Motivating researchers to develop good software practices

Posted by s.aragon on 5 February 2018 - 10:10am

3857596_b61f5c8d78_z.jpgBy Sammie Buzzard, University College London; Martin Donnelly, University of Edinburgh.

Introduction or why does this matter?

Whether our involvement in software is in developing it from scratch, building upon existing code, reusing or repurposing someone else’s work, or preserving it (for ten years or until the end of the world, whichever comes first), good software practices benefit us all. This could range from basic version control for an undergraduate’s first coding project to passing well-documented software from one research project to its successor, but the best way to motivate people to improve their practices will be highly dependent on the individual and their circumstances and drivers.

Additionally, appealing to the individual is effective but it doesn’t scale—there are simply too many people involved in research software for a small community of advocates to reach on an individual basis. There are also more wide-ranging actions that could be taken, for example by journals and funding bodies, that could catalyse change within the research software community as a whole. Like any bridge, it is  a good idea to start building from both ends...

So what can we do at an individual level?

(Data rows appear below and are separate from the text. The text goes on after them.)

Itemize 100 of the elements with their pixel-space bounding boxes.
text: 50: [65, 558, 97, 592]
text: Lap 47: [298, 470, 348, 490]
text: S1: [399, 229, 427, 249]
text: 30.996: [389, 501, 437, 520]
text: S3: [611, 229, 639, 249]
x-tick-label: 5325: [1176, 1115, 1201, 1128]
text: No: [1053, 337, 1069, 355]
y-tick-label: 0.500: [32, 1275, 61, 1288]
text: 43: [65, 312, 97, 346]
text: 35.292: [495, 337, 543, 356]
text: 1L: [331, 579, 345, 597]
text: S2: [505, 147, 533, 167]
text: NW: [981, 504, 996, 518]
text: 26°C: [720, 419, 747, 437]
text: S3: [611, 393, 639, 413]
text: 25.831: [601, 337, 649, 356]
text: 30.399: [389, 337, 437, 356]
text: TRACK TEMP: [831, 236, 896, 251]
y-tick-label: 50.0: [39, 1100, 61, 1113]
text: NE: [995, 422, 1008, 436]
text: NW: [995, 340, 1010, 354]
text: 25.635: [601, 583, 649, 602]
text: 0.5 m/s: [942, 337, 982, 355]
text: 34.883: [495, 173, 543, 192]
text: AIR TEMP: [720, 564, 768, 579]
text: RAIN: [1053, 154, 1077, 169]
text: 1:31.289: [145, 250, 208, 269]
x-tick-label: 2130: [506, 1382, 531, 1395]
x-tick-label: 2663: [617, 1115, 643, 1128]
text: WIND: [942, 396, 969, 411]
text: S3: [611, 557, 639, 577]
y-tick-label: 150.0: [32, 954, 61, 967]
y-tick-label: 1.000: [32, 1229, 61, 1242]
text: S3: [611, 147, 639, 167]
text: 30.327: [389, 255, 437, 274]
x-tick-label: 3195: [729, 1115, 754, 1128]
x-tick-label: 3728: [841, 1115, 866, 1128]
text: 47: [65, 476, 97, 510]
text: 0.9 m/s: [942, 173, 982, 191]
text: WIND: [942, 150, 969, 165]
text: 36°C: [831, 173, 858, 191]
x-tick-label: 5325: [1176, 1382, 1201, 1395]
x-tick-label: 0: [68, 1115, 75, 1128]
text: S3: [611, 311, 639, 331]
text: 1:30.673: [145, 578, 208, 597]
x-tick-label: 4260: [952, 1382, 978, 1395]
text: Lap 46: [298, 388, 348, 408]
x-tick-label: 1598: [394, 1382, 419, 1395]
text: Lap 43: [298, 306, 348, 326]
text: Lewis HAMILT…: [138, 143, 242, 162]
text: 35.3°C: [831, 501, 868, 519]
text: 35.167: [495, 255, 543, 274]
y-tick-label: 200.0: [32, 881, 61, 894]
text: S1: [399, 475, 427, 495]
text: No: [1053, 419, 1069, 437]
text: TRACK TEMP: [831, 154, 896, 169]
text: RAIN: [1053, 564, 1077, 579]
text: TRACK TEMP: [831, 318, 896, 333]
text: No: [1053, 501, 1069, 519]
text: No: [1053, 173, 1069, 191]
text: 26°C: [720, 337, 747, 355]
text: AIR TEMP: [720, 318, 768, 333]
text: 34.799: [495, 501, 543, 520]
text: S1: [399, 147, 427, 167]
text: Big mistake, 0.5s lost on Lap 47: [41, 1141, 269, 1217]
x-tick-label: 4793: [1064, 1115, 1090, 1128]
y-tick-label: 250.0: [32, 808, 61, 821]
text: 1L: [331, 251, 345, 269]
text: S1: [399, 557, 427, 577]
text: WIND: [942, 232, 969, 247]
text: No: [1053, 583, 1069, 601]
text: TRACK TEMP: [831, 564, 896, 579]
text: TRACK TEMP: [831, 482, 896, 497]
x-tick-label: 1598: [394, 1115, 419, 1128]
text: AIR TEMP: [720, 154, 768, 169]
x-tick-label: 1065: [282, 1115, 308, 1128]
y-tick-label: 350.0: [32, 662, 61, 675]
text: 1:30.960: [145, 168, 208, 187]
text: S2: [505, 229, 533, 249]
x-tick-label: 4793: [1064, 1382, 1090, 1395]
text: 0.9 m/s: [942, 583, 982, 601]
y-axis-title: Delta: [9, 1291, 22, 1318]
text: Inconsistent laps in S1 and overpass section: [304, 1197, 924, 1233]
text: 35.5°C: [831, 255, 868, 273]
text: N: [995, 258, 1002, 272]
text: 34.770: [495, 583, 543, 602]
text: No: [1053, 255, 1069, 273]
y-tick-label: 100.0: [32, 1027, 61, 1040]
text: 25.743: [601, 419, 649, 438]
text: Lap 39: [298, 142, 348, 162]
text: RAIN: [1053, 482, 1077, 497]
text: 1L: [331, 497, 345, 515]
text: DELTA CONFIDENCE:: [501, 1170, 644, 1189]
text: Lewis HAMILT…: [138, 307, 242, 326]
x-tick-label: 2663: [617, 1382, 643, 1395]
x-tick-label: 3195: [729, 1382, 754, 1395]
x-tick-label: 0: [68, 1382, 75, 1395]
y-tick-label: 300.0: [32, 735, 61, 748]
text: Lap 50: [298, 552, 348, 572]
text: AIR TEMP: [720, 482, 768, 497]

In common with most other kinds of intervention, the easiest people to reach are those who know they need help. Code review groups or clubs have been seen to work especially in small communities and they can be a less intimidating environment especially for those less experienced.

However, these individuals are often early career software users, and it can be hard for them to instigate change from the grassroots up. Identifying and incentivising senior champions can be harder, and the motivation may have to change to fit the individual. Will providing concrete examples of how change can help and on the plate solutions work, or are individuals more likely to be motivated by the possibility of citations, research grants, or protecting their legacy?

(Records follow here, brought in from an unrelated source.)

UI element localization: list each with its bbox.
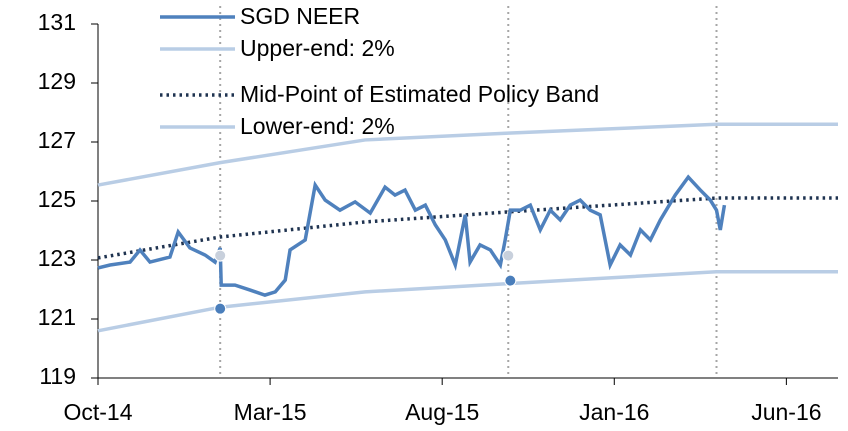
series-line bbox=[97, 122, 838, 187]
marker bbox=[502, 249, 515, 262]
x-tick-label: Mar-15 bbox=[234, 399, 307, 425]
legend-label: Upper-end: 2% bbox=[240, 35, 395, 61]
y-tick-label: 123 bbox=[38, 245, 76, 271]
series-line bbox=[97, 174, 727, 297]
y-tick-label: 125 bbox=[38, 186, 76, 212]
marker bbox=[214, 249, 227, 262]
x-tick-label: Jan-16 bbox=[579, 399, 649, 425]
marker bbox=[504, 274, 517, 287]
y-tick-label: 131 bbox=[38, 9, 76, 35]
legend-label: Mid-Point of Estimated Policy Band bbox=[240, 81, 599, 107]
x-tick-label: Jun-16 bbox=[751, 399, 821, 425]
y-tick-label: 127 bbox=[38, 127, 76, 153]
y-tick-label: 121 bbox=[38, 304, 76, 330]
y-tick-label: 119 bbox=[39, 363, 76, 389]
marker bbox=[214, 302, 227, 315]
y-tick-label: 129 bbox=[38, 68, 76, 94]
x-tick-label: Aug-15 bbox=[405, 399, 479, 425]
x-tick-label: Oct-14 bbox=[63, 399, 132, 425]
series-line bbox=[97, 270, 838, 333]
legend-label: Lower-end: 2% bbox=[240, 113, 395, 139]
legend-label: SGD NEER bbox=[240, 3, 360, 29]
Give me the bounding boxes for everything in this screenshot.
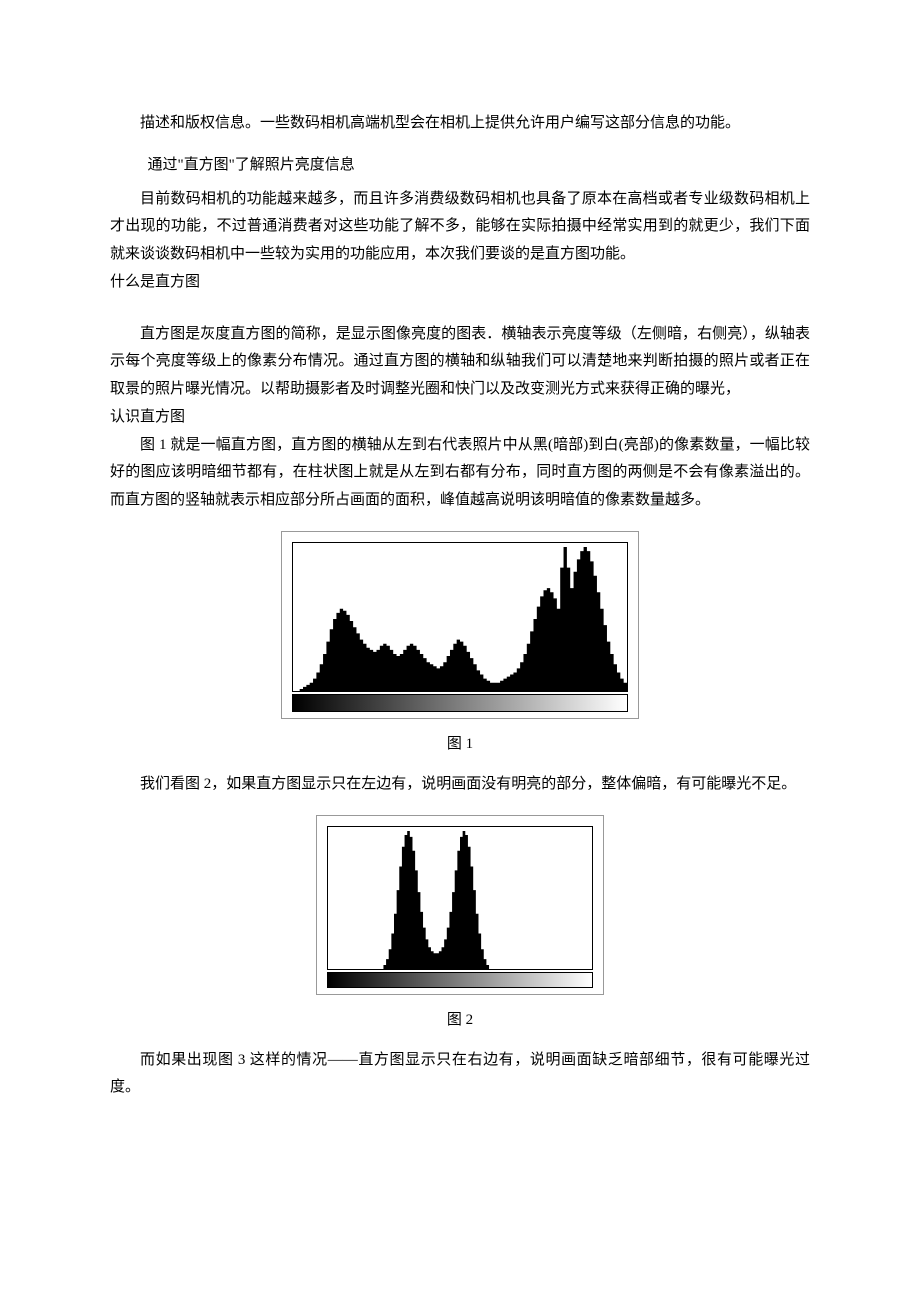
caption-2: 图 2 <box>110 1008 810 1029</box>
caption-1: 图 1 <box>110 732 810 753</box>
paragraph-desc-copyright: 描述和版权信息。一些数码相机高端机型会在相机上提供允许用户编写这部分信息的功能。 <box>110 110 810 138</box>
document-page: 描述和版权信息。一些数码相机高端机型会在相机上提供允许用户编写这部分信息的功能。… <box>0 0 920 1302</box>
paragraph-fig3-desc: 而如果出现图 3 这样的情况——直方图显示只在右边有，说明画面缺乏暗部细节，很有… <box>110 1047 810 1103</box>
figure-1-inner <box>286 536 634 714</box>
figure-2-wrap <box>110 815 810 1000</box>
paragraph-recognize: 认识直方图 <box>110 404 810 432</box>
paragraph-fig1-desc: 图 1 就是一幅直方图，直方图的横轴从左到右代表照片中从黑(暗部)到白(亮部)的… <box>110 432 810 515</box>
paragraph-intro: 目前数码相机的功能越来越多，而且许多消费级数码相机也具备了原本在高档或者专业级数… <box>110 186 810 269</box>
figure-1-frame <box>281 531 639 719</box>
histogram-1 <box>292 542 628 692</box>
gradient-bar-2 <box>327 972 593 988</box>
gradient-bar-1 <box>292 694 628 712</box>
paragraph-def: 直方图是灰度直方图的简称，是显示图像亮度的图表．横轴表示亮度等级（左侧暗，右侧亮… <box>110 321 810 404</box>
paragraph-what-is: 什么是直方图 <box>110 269 810 297</box>
figure-2-inner <box>321 820 599 990</box>
figure-2-frame <box>316 815 604 995</box>
heading-histogram: 通过"直方图"了解照片亮度信息 <box>110 152 810 180</box>
paragraph-fig2-desc: 我们看图 2，如果直方图显示只在左边有，说明画面没有明亮的部分，整体偏暗，有可能… <box>110 771 810 799</box>
figure-1-wrap <box>110 531 810 724</box>
histogram-2 <box>327 826 593 970</box>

In addition, there are also those who don’t consider themselves traditional software users (e.g. not realising that Excel counts as software). We need to take care to speak the right language to reach non-core communities and consider providing welcoming forums for no-judgement questions to encourage those who don’t recognise their current relationship with software and its relevance in their work.

And how can we improve the community more widely?

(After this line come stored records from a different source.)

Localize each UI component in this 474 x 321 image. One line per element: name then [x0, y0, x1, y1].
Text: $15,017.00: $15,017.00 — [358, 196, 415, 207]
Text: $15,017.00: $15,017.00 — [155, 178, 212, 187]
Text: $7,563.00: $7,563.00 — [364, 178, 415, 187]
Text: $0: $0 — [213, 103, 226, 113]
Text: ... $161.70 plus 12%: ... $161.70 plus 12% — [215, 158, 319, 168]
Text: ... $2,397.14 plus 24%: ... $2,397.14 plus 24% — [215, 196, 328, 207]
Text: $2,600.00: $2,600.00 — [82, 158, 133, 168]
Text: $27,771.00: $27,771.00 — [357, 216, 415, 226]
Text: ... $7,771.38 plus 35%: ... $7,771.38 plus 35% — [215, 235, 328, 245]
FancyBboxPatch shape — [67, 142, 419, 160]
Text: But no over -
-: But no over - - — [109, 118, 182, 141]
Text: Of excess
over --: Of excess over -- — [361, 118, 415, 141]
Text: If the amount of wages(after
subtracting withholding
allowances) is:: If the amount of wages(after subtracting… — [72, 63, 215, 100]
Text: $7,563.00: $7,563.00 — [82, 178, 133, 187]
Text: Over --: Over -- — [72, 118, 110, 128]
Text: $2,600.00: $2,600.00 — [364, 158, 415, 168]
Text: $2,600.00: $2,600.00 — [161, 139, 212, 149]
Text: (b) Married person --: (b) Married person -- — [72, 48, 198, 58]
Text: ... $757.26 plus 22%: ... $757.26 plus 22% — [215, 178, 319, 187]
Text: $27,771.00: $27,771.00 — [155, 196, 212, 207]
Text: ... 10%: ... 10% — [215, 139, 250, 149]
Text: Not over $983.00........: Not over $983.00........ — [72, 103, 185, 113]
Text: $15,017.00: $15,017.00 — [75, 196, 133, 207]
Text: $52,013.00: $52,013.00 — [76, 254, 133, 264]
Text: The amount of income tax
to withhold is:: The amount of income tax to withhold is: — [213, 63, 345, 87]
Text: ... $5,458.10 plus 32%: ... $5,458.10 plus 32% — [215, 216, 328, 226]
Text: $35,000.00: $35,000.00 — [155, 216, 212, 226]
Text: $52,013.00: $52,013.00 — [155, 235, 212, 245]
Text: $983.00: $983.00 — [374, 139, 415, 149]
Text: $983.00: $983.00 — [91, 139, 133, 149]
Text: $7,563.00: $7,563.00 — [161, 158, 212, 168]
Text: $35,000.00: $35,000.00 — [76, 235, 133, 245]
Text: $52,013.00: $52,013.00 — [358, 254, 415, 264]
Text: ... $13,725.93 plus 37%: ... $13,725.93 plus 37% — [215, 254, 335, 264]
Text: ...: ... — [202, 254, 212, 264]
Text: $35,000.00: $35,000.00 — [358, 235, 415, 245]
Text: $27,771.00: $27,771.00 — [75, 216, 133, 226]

As with research data, enlightened self-interest can be a compelling driver. Funder and publisher policies are often more persuasive to researchers than, for example, institutional policies, although these obviously have their place. If journals begin to require code submission in the name of reproducibility en masse, this will compel better software practices, and enhance research and knowledge generation as a whole. Likewise, if research funders start to mandate sustainability for code, then better software practices will be ‘baked’ into projects as business-as-usual, and enhance the impact that a research project may have beyond its immediate lifecycle—another convincing driver for researchers at all career stages.

Bringing these types of stakeholder onside will require community efforts. Organisations (including the Software Sustainability Institute) could arrange for training or advocacy/outreach events for the more senior members of of organisations who may be less open to change, and encourage the uptake of the Institute's sustainability survey.

Furthermore, researcher development initiatives such as VITAE and the Doctoral Training Centres could also be approached to build responsible software management into their curricula. Universities and professional organisations can also help prepare the ground for the sustainable software message for early-career and establish researchers alike.

Ultimately, if we manage to reach out and motivate the younger generation of researchers on a global scale, then this is a problem which solves itself in time, but there are thousands of reasons not to restrict advocacy reasons to only this section of the community. Just think of the opportunities that would be missed in the meantime!